Bahloul also got up and prepared to depart, but she said, "And the robe?"

He answered, "Why, O mistress! You have been riding me, and still want a present?"

"But," said she, "did you not tell me that you could not mount me on account of the pains in your loins?"

"It matters but little," said Bahloul. "The first time it was your turn, the second will be mine, and the price for it will be the robe, and then I will go."

Hamdonna thought to herself, "As he began he may now go on; afterwards he will go away."

So she laid herself down, but Bahloul, "I shall not lie with you unless you undress entirely."

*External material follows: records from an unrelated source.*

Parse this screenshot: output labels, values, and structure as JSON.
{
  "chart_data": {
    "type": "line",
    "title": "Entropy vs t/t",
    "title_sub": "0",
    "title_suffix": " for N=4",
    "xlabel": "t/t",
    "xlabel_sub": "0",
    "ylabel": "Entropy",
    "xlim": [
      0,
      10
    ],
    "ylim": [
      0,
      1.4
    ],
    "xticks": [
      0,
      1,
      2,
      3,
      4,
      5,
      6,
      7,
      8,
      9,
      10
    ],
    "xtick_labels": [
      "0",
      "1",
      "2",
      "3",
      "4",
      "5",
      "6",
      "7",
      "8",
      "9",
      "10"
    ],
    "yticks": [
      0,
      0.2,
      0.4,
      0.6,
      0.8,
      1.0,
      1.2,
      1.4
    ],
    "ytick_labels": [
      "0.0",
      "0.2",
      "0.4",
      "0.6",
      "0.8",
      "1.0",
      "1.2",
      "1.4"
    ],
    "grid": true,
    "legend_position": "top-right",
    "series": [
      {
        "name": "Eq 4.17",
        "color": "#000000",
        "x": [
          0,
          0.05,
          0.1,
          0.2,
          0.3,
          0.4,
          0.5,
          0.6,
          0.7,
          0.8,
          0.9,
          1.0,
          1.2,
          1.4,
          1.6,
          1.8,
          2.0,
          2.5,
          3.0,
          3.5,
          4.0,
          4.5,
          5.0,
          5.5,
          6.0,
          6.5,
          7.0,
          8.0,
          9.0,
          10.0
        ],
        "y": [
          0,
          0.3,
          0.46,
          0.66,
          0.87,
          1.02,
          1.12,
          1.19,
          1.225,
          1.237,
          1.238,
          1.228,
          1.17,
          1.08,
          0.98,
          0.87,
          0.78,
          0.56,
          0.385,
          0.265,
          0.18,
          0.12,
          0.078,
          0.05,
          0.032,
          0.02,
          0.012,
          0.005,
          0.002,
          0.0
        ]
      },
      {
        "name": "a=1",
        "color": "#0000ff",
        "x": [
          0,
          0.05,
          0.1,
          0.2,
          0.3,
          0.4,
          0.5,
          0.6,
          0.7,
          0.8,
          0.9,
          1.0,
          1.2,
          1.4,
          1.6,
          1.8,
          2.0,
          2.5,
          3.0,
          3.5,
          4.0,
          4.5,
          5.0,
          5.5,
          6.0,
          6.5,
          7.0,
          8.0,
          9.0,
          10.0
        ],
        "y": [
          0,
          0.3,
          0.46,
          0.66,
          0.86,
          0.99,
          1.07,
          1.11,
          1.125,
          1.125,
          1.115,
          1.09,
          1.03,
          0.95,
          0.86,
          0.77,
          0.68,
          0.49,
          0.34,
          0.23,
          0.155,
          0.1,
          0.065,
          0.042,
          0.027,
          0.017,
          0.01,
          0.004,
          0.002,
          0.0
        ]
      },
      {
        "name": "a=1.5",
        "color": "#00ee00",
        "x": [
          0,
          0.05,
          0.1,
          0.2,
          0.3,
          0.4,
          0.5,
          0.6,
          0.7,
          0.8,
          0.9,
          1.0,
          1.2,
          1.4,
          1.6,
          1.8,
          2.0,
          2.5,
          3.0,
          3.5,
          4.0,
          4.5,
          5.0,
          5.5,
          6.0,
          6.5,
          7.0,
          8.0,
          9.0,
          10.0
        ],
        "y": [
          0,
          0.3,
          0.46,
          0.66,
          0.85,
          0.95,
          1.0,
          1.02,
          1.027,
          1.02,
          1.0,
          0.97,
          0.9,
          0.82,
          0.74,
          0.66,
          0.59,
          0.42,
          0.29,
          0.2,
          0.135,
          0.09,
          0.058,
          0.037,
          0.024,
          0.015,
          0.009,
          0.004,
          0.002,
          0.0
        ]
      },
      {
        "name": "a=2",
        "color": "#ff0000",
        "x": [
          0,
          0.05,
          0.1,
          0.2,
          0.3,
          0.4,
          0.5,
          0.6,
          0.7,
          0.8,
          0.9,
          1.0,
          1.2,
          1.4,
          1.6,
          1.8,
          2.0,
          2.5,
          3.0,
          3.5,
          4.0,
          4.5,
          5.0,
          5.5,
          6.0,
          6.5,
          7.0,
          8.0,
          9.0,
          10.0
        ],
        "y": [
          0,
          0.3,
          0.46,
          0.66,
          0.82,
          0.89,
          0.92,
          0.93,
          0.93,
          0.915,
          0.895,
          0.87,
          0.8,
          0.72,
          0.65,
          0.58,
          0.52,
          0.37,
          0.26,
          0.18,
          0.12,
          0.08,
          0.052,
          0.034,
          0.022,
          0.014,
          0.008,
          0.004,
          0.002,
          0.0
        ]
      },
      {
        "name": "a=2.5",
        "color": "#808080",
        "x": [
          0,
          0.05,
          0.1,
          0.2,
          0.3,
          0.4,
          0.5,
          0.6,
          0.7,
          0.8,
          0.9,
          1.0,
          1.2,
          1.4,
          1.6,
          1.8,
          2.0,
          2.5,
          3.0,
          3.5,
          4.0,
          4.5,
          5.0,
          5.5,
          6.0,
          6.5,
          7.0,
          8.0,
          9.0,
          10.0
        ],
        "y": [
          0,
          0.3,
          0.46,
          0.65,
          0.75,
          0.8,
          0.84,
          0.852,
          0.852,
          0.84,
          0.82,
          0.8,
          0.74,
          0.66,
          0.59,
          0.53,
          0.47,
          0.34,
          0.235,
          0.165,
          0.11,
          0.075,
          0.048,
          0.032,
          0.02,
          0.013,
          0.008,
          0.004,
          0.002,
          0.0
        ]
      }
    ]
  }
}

Then she undressed until she was quite naked, and Bahloul fell into an ecstasy in seeing the beauty and perfection of her form. He looked at her magnificent thighs and rebounding navel, at her belly vaulted like an arch, her plump breasts standing out like hyacinths. Her neck was like a gazelle's, the opening of her mouth like a ring, her lips fresh and red like a gory sabre. Her teeth might have been taken for pearls and her cheeks for roses. Her eyes were black and well slit, and her eyebrows of ebony resembled the rounded flourish of the noun[1] traced by

  1. Noun is a letter of the Arabian alphabet corresponding to our N. Its half-circular form explains the comparison made by the author with reference to arched eyebrows.